El diagnóstico también identificó brechas en innovación, certificación y capital humano. El 51% de los proveedores no realiza actividades formales de investigación y desarrollo, solo el 20% innova de manera articulada con compañías mineras, universidades o centros tecnológicos y apenas el 3% cuenta con certificaciones avanzadas.

“El diagnóstico nos invita a aprovechar la próxima década de inversión minera para fortalecer una base regional de proveedores competitiva y sofisticada. Cerrar las brechas requiere responsabilidades compartidas entre la industria, los proveedores, el Gobierno Regional y las políticas públicas, además de medir objetivamente los avances. La gran oportunidad no es solo producir más minería, sino lograr que el valor que demanda también se genere en Antofagasta”, señaló Cristian Rodríguez, director del Instituto de Políticas Públicas de la Universidad Católica del Norte.

A partir de estos resultados, el estudio plantea tres desafíos: reducir las asimetrías de información entre empresas locales y compañías mineras; reportar periódicamente la compra local bajo definiciones comunes; y optimizar los procesos comerciales, junto con fortalecer los estándares de los proveedores regionales.

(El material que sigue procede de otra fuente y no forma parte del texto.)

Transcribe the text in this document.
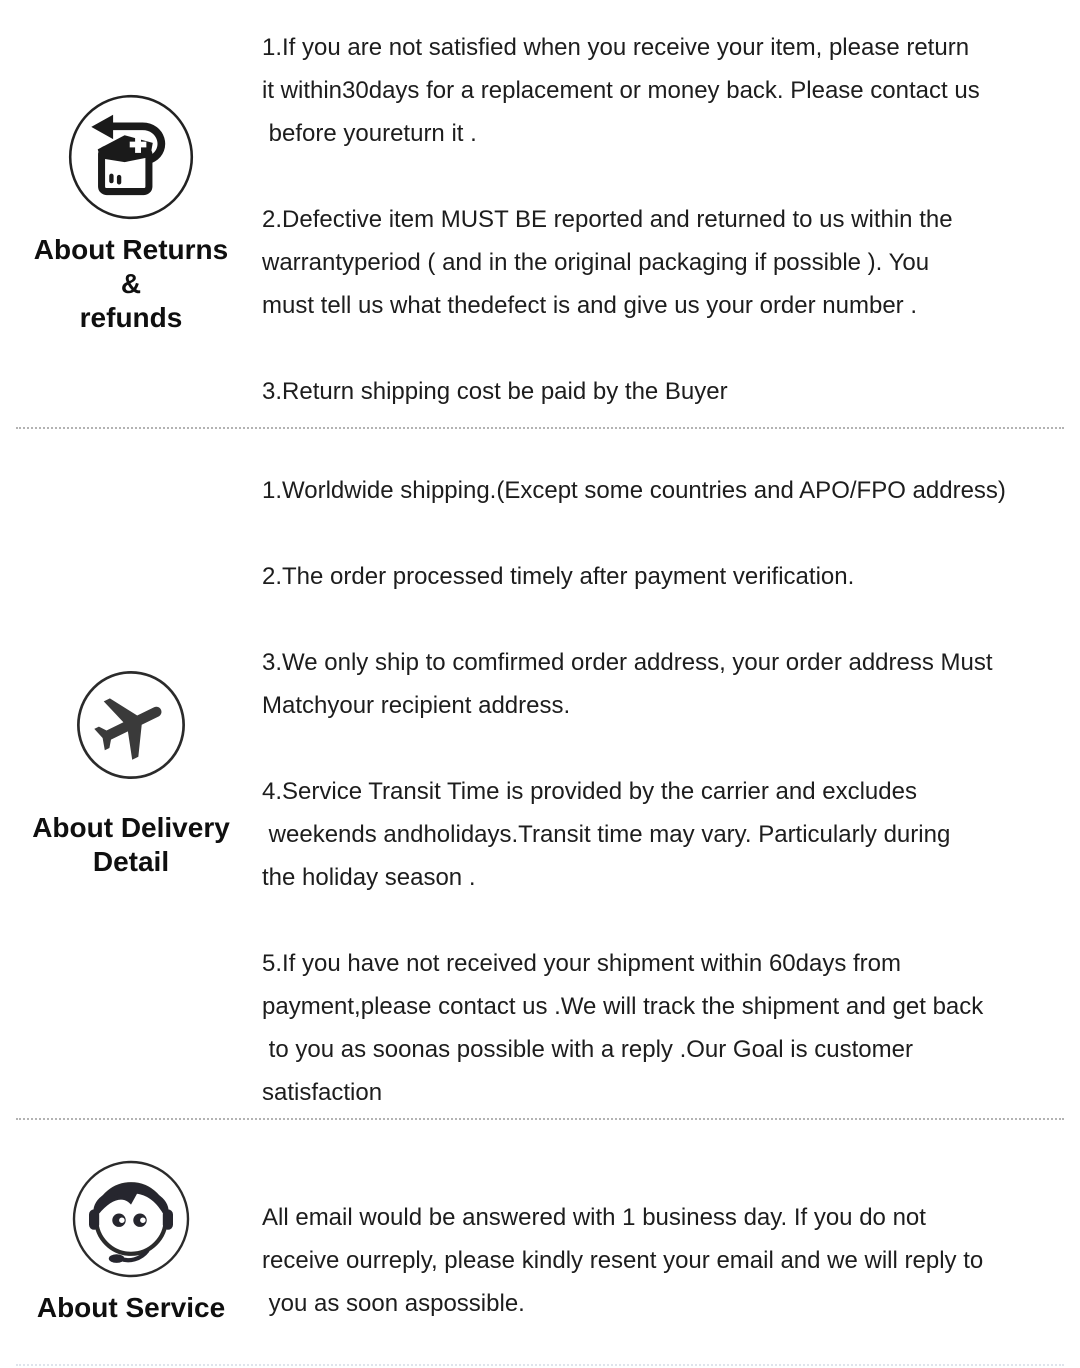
About Returns
&
refunds
1.If you are not satisfied when you receive your item, please return
it within30days for a replacement or money back. Please contact us
before youreturn it .
2.Defective item MUST BE reported and returned to us within the
warrantyperiod ( and in the original packaging if possible ). You
must tell us what thedefect is and give us your order number .
3.Return shipping cost be paid by the Buyer
About Delivery
Detail
1.Worldwide shipping.(Except some countries and APO/FPO address)
2.The order processed timely after payment verification.
3.We only ship to comfirmed order address, your order address Must
Matchyour recipient address.
4.Service Transit Time is provided by the carrier and excludes
weekends andholidays.Transit time may vary. Particularly during
the holiday season .
5.If you have not received your shipment within 60days from
payment,please contact us .We will track the shipment and get back
to you as soonas possible with a reply .Our Goal is customer
satisfaction
About Service
All email would be answered with 1 business day. If you do not
receive ourreply, please kindly resent your email and we will reply to
you as soon aspossible.
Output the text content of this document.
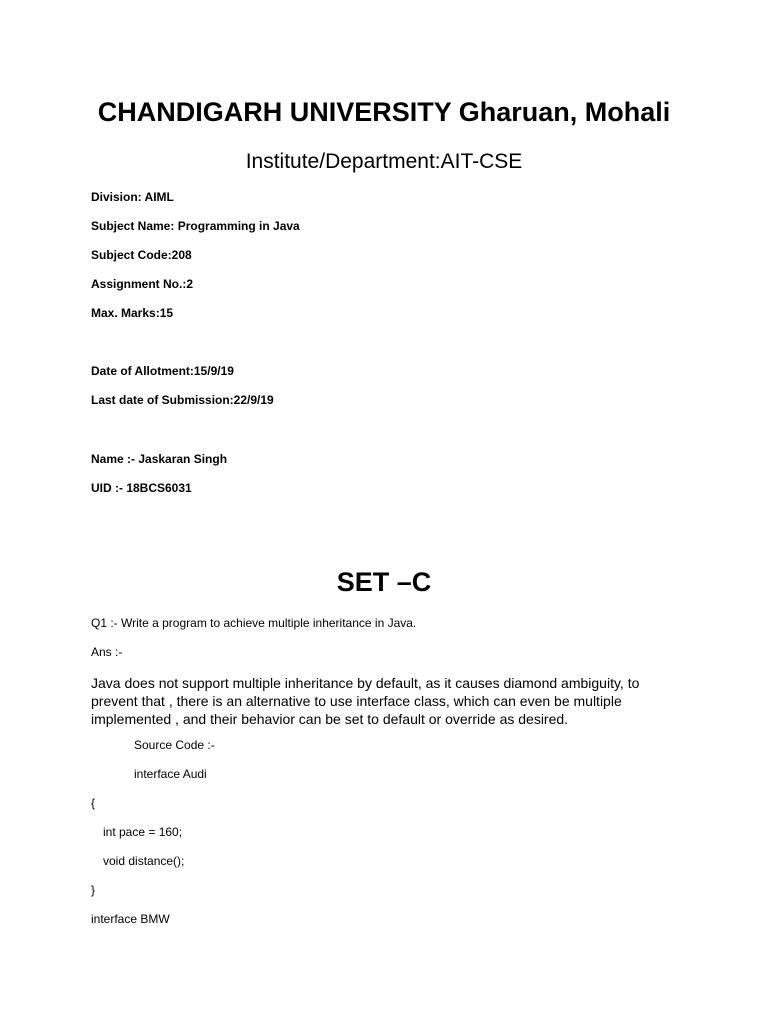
CHANDIGARH UNIVERSITY Gharuan, Mohali
Institute/Department:AIT-CSE
Division: AIML
Subject Name: Programming in Java
Subject Code:208
Assignment No.:2
Max. Marks:15
Date of Allotment:15/9/19
Last date of Submission:22/9/19
Name :- Jaskaran Singh
UID :- 18BCS6031
SET –C
Q1 :- Write a program to achieve multiple inheritance in Java.
Ans :-
Java does not support multiple inheritance by default, as it causes diamond ambiguity, to
prevent that , there is an alternative to use interface class, which can even be multiple
implemented , and their behavior can be set to default or override as desired.
Source Code :-
interface Audi
{
int pace = 160;
void distance();
}
interface BMW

Experiencias de las compañías

En un segundo bloque del seminario, Cristóbal Marshall, head de Procurement de Escondida | BHP; Jorge Rodríguez, de Antofagasta Minerals; Germán Pérez Esquivel, gerente Supply Chain de Novandino Litio; y Cristian Sarrazín, gerente de Gestión Operacional de Abastecimiento de Codelco, presentaron los avances y programas de sus compañías para fortalecer la participación de proveedores regionales.

“Estamos llevando a cabo un plan de inversiones inédito en Escondida, que no solo es clave para sostener nuestra capacidad productiva y responder a la creciente demanda de cobre, sino también para abrir nuevas oportunidades para el ecosistema de proveedores. Este plan requerirá colaboración, innovación y capacidades regionales sólidas, y representa una oportunidad concreta para que empresas locales, startups y proveedores especializados crezcan junto con la minería, aportando a una cadena de valor más competitiva, sostenible y conectada con el desarrollo de Antofagasta”, señaló Cristóbal Marshall, head de Procurement de Escondida | BHP.

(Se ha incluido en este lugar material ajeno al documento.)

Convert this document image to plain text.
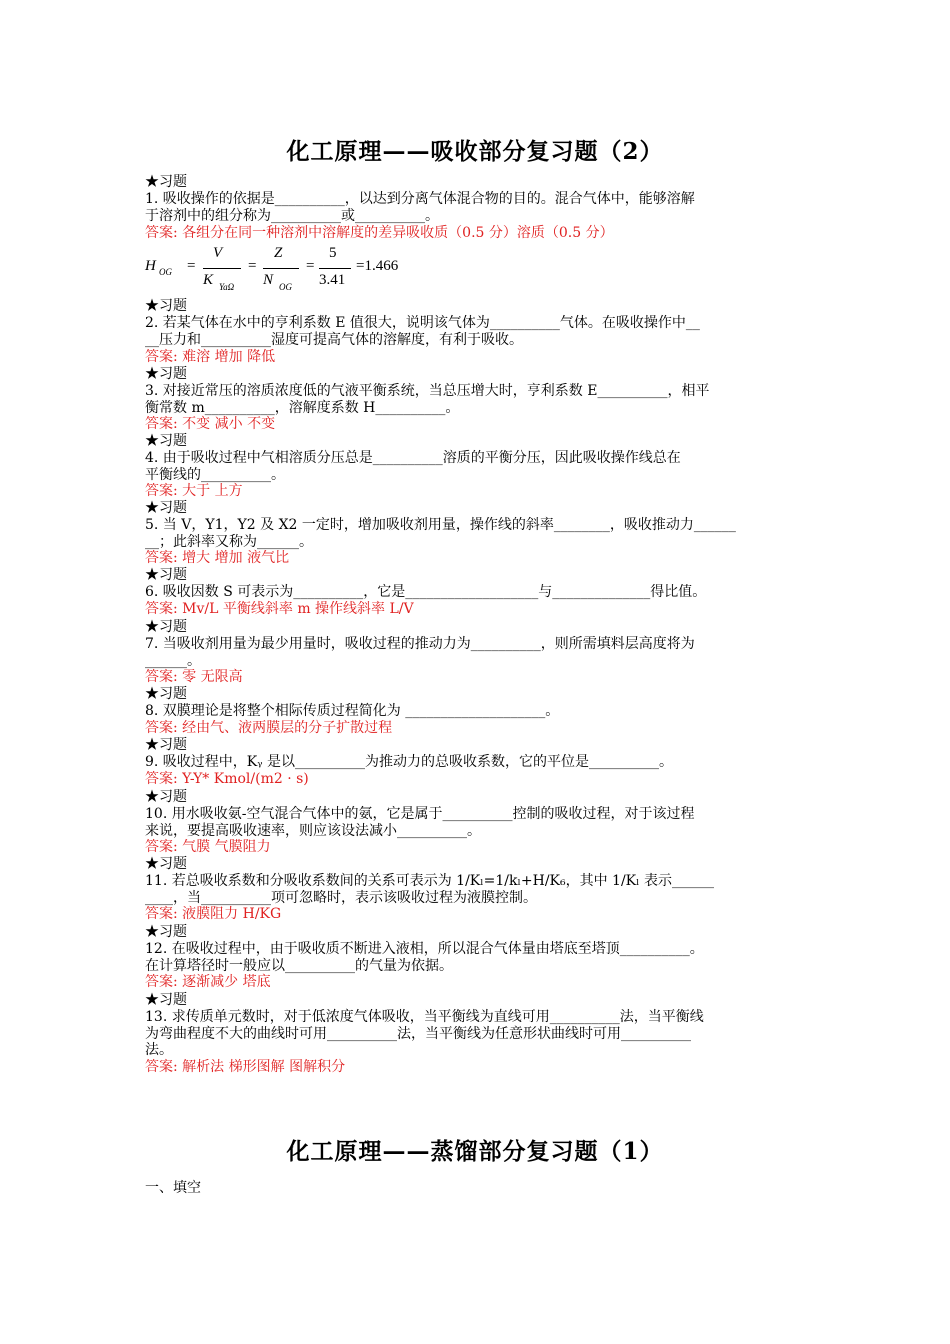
化工原理——吸收部分复习题（2）
★习题
1. 吸收操作的依据是__________，以达到分离气体混合物的目的。混合气体中，能够溶解
于溶剂中的组分称为__________或__________。
答案: 各组分在同一种溶剂中溶解度的差异吸收质（0.5 分）溶质（0.5 分）
H OG =
V
K YaΩ
=
Z
N OG
=
5
3.41
=1.466
★习题
2. 若某气体在水中的亨利系数 E 值很大，说明该气体为__________气体。在吸收操作中__
__压力和__________湿度可提高气体的溶解度，有利于吸收。
答案: 难溶 增加 降低
★习题
3. 对接近常压的溶质浓度低的气液平衡系统，当总压增大时，亨利系数 E__________，相平
衡常数 m__________，溶解度系数 H__________。
答案: 不变 减小 不变
★习题
4. 由于吸收过程中气相溶质分压总是__________溶质的平衡分压，因此吸收操作线总在
平衡线的__________。
答案: 大于 上方
★习题
5. 当 V，Y1，Y2 及 X2 一定时，增加吸收剂用量，操作线的斜率________，吸收推动力______
__；此斜率又称为______。
答案: 增大 增加 液气比
★习题
6. 吸收因数 S 可表示为__________，它是___________________与______________得比值。
答案: Mv/L 平衡线斜率 m 操作线斜率 L/V
★习题
7. 当吸收剂用量为最少用量时，吸收过程的推动力为__________，则所需填料层高度将为
______。
答案: 零 无限高
★习题
8. 双膜理论是将整个相际传质过程简化为 ____________________。
答案: 经由气、液两膜层的分子扩散过程
★习题
9. 吸收过程中，Kᵧ 是以__________为推动力的总吸收系数，它的平位是__________。
答案: Y-Y* Kmol/(m2 · s)
★习题
10. 用水吸收氨-空气混合气体中的氨，它是属于__________控制的吸收过程，对于该过程
来说，要提高吸收速率，则应该设法减小__________。
答案: 气膜 气膜阻力
★习题
11. 若总吸收系数和分吸收系数间的关系可表示为 1/Kₗ=1/kₗ+H/K₆，其中 1/Kₗ 表示______
____，当__________项可忽略时，表示该吸收过程为液膜控制。
答案: 液膜阻力 H/KG
★习题
12. 在吸收过程中，由于吸收质不断进入液相，所以混合气体量由塔底至塔顶__________。
在计算塔径时一般应以__________的气量为依据。
答案: 逐渐减少 塔底
★习题
13. 求传质单元数时，对于低浓度气体吸收，当平衡线为直线可用__________法，当平衡线
为弯曲程度不大的曲线时可用__________法，当平衡线为任意形状曲线时可用__________
法。
答案: 解析法 梯形图解 图解积分
化工原理——蒸馏部分复习题（1）
一、填空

En su presentación, Jorge Rodríguez, jefe de Intermediación Laboral y Proveedores Locales de Antofagasta Minerals, explicó que el desarrollo local requiere una relación de largo plazo con los proveedores. Destacó que durante 2025 la compañía destinó US$650 millones a compras regionales y que 68 empresas de Antofagasta han participado en sus programas de capacitación. Hacia 2030, agregó, el objetivo es profundizar este trabajo mediante una cadena de suministro más competitiva, innovadora, sustentable e inclusiva.

Germán Pérez Esquivel, gerente Supply Chain de Novandino Litio, planteó que aumentar la participación local debe ir acompañado del fortalecimiento real de las empresas. Detalló que la compañía trabaja con 346 proveedores locales y que más de la mitad de la dotación de contratistas reside en la zona, junto con impulsar programas de formación, elevación de estándares y una relación más transparente con sus socios comerciales.

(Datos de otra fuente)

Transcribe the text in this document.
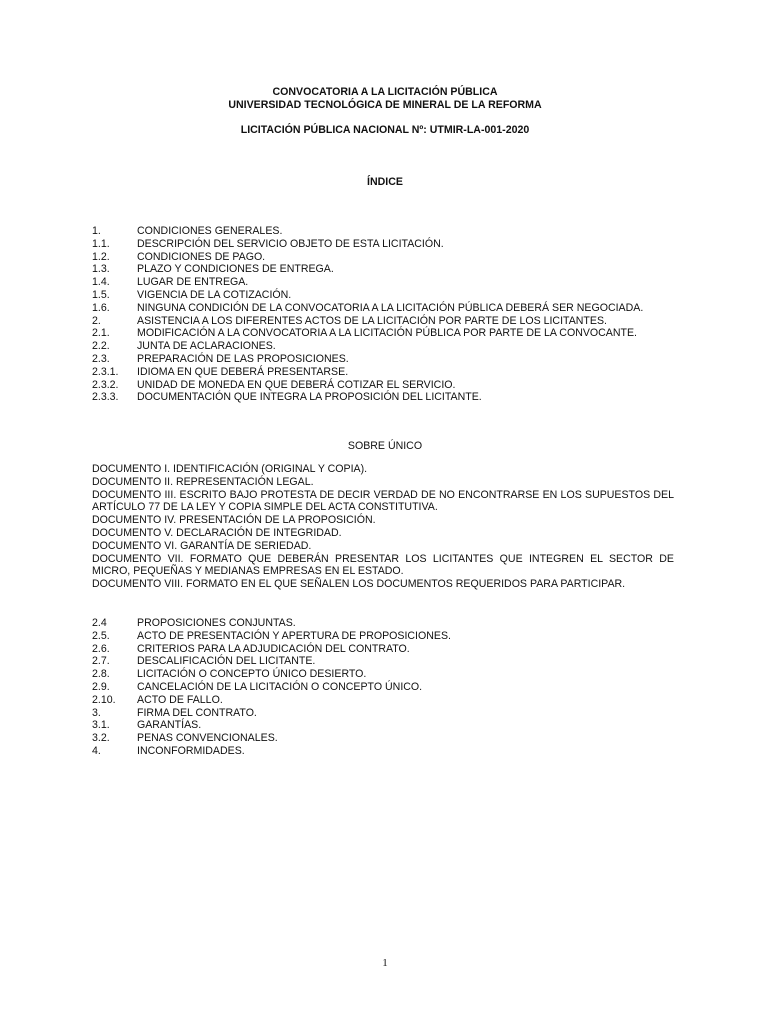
CONVOCATORIA A LA LICITACIÓN PÚBLICA
UNIVERSIDAD TECNOLÓGICA DE MINERAL DE LA REFORMA
LICITACIÓN PÚBLICA NACIONAL Nº: UTMIR-LA-001-2020
ÍNDICE
1.	CONDICIONES GENERALES.
1.1.	DESCRIPCIÓN DEL SERVICIO OBJETO DE ESTA LICITACIÓN.
1.2.	CONDICIONES DE PAGO.
1.3.	PLAZO Y CONDICIONES DE ENTREGA.
1.4.	LUGAR DE ENTREGA.
1.5.	VIGENCIA DE LA COTIZACIÓN.
1.6.	NINGUNA CONDICIÓN DE LA CONVOCATORIA A LA LICITACIÓN PÚBLICA DEBERÁ SER NEGOCIADA.
2.	ASISTENCIA A LOS DIFERENTES ACTOS DE LA LICITACIÓN POR PARTE DE LOS LICITANTES.
2.1.	MODIFICACIÓN A LA CONVOCATORIA A LA LICITACIÓN PÚBLICA POR PARTE DE LA CONVOCANTE.
2.2.	JUNTA DE ACLARACIONES.
2.3.	PREPARACIÓN DE LAS PROPOSICIONES.
2.3.1.	IDIOMA EN QUE DEBERÁ PRESENTARSE.
2.3.2.	UNIDAD DE MONEDA EN QUE DEBERÁ COTIZAR EL SERVICIO.
2.3.3.	DOCUMENTACIÓN QUE INTEGRA LA PROPOSICIÓN DEL LICITANTE.
SOBRE ÚNICO
DOCUMENTO I. IDENTIFICACIÓN (ORIGINAL Y COPIA).
DOCUMENTO II. REPRESENTACIÓN LEGAL.
DOCUMENTO III. ESCRITO BAJO PROTESTA DE DECIR VERDAD DE NO ENCONTRARSE EN LOS SUPUESTOS DEL ARTÍCULO 77 DE LA LEY Y COPIA SIMPLE DEL ACTA CONSTITUTIVA.
DOCUMENTO IV. PRESENTACIÓN DE LA PROPOSICIÓN.
DOCUMENTO V. DECLARACIÓN DE INTEGRIDAD.
DOCUMENTO VI. GARANTÍA DE SERIEDAD.
DOCUMENTO VII. FORMATO QUE DEBERÁN PRESENTAR LOS LICITANTES QUE INTEGREN EL SECTOR DE MICRO, PEQUEÑAS Y MEDIANAS EMPRESAS EN EL ESTADO.
DOCUMENTO VIII. FORMATO EN EL QUE SEÑALEN LOS DOCUMENTOS REQUERIDOS PARA PARTICIPAR.
2.4	PROPOSICIONES CONJUNTAS.
2.5.	ACTO DE PRESENTACIÓN Y APERTURA DE PROPOSICIONES.
2.6.	CRITERIOS PARA LA ADJUDICACIÓN DEL CONTRATO.
2.7.	DESCALIFICACIÓN DEL LICITANTE.
2.8.	LICITACIÓN O CONCEPTO ÚNICO DESIERTO.
2.9.	CANCELACIÓN DE LA LICITACIÓN O CONCEPTO ÚNICO.
2.10.	ACTO DE FALLO.
3.	FIRMA DEL CONTRATO.
3.1.	GARANTÍAS.
3.2.	PENAS CONVENCIONALES.
4.	INCONFORMIDADES.
1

Por su parte, Cristian Sarrazín, gerente de Gestión Operacional de Abastecimiento de Codelco, explicó que la compra y el empleo local deben integrarse a la gestión del negocio, con metas, gobernanza y resultados medibles. Como ejemplo, presentó el Centro de Colaboración para el Empleo y Proveedores Locales, que en sus primeros 15 meses desarrolló 108 actividades en ocho localidades de Antofagasta, y planteó avanzar como industria en definiciones y procesos más simples para los proveedores.